A World Bank study released in September tallied farmland deals covering at least 110 million acres — the size of California and West Virginia combined — announced during the first 11 months of 2009 alone. More than 70 percent of those deals were for land in Africa, with Sudan, Mozambique and Ethiopia among those nations transferring millions of acres to investors.
Before 2008, the global average for such deals was less than 10 million acres per year, the report said. But the food crisis that spring, which set off riots in at least a dozen countries, prompted the spree. The prospect of future scarcity attracted both wealthy governments lacking the arable land needed to feed their own people and hedge funds drawn to a dwindling commodity.
“You see interest in land acquisition continuing at a very high level,” said Klaus Deininger, the World Bank economist who wrote the report, taking many figures from a Web site run by Grain, an advocacy organization, because governments would not reveal the agreements. “Clearly, this is not over.” [More]
While we are fixated on Asia the real frontier could be the dark continent.  Mostly because we are so poor at geography as an inward-looking profession, we miss how big a deal developing Africa could be.  Maybe this map will help.

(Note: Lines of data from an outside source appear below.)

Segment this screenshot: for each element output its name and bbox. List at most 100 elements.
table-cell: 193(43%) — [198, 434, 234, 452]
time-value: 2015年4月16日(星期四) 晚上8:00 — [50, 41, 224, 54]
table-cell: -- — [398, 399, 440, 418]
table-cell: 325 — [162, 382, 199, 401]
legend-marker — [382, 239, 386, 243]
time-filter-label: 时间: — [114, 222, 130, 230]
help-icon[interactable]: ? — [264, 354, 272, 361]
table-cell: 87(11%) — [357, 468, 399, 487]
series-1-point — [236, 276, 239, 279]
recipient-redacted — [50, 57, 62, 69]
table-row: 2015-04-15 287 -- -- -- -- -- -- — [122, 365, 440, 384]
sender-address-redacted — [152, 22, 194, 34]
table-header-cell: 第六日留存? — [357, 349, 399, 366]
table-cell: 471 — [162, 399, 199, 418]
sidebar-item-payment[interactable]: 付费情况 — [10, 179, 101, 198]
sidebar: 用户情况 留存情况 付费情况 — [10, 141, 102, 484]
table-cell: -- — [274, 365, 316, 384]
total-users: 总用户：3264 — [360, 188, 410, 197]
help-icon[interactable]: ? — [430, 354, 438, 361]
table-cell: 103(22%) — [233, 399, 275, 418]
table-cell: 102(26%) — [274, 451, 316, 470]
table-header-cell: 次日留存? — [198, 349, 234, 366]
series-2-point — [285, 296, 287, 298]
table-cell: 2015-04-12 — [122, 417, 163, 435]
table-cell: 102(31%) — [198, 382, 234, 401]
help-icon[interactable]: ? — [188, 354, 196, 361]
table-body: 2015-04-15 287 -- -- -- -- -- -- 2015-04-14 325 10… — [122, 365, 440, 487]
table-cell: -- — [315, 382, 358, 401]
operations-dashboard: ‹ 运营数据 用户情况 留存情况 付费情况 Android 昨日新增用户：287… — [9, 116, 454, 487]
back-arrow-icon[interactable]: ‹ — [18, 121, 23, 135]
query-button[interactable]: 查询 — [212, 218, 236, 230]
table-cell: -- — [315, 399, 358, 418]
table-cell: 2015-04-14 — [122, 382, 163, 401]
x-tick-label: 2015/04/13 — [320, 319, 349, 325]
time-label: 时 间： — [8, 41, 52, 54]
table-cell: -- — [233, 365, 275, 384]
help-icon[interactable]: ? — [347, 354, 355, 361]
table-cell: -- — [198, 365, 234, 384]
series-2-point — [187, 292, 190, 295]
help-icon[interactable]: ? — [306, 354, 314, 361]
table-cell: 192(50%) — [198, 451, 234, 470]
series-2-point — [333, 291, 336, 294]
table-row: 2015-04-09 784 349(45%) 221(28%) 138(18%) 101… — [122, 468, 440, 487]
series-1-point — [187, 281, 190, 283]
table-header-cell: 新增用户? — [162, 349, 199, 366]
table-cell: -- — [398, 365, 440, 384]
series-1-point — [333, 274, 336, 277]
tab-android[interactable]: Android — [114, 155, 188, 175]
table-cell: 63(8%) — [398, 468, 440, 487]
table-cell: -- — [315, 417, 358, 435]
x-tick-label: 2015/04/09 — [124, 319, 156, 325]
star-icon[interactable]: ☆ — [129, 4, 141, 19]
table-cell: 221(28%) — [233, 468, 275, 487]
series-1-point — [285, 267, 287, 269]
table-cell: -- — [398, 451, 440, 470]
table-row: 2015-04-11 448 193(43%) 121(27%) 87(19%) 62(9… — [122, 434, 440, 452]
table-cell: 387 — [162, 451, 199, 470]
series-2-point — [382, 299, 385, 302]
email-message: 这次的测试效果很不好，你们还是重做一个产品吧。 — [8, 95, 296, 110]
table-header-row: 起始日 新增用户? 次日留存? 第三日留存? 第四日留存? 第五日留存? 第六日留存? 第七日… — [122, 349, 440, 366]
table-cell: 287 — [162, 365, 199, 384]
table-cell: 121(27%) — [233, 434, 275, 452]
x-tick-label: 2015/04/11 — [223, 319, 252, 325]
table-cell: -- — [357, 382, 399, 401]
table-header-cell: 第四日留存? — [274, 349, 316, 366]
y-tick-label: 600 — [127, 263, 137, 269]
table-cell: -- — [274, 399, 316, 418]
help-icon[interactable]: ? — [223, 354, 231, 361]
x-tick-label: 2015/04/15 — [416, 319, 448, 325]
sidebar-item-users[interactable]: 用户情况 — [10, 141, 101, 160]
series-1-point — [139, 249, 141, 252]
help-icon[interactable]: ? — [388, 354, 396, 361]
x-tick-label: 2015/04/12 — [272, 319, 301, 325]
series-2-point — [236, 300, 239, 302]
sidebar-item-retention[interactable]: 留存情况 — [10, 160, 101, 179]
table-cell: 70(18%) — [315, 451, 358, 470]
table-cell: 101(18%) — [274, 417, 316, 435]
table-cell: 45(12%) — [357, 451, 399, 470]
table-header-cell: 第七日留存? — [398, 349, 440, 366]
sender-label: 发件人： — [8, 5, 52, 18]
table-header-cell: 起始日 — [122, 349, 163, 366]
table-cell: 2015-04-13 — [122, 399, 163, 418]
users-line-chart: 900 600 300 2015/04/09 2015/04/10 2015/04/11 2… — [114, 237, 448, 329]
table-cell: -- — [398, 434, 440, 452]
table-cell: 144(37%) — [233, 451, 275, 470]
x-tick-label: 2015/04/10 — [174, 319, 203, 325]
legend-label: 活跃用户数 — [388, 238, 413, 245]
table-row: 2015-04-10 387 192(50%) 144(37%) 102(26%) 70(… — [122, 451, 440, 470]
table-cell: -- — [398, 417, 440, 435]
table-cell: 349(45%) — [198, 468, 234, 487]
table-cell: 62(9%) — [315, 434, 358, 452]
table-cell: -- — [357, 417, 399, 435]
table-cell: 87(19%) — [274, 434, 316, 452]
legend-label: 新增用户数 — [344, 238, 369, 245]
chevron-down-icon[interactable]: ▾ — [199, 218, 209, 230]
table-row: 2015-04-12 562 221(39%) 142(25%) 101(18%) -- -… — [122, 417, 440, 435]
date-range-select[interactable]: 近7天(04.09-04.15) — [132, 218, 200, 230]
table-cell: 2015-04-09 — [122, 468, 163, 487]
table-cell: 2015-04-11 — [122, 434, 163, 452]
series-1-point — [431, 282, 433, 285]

[Click to enlarge] [Source]

I also keep in mind that woefully underdeveloped land often experiences enormous productivity gains with the first application of ag technology. Global production will get far more lift from taking Africa to say, 50 bpa corn than the US to 200 bpa.  Not too mention the millions lifted from subsistence lives.

[Source]

This type of development is uncomfortably close to colonialism, but I am having a harder and harder time to decide whether a colonial period is the worst outcome from countries who cannot rise above tribalism to advance.  To be sure some native culture is trampled, but any advancement would necessarily mean some losses.

It can't be any worse than the extraction industries that dominate too many poor countries.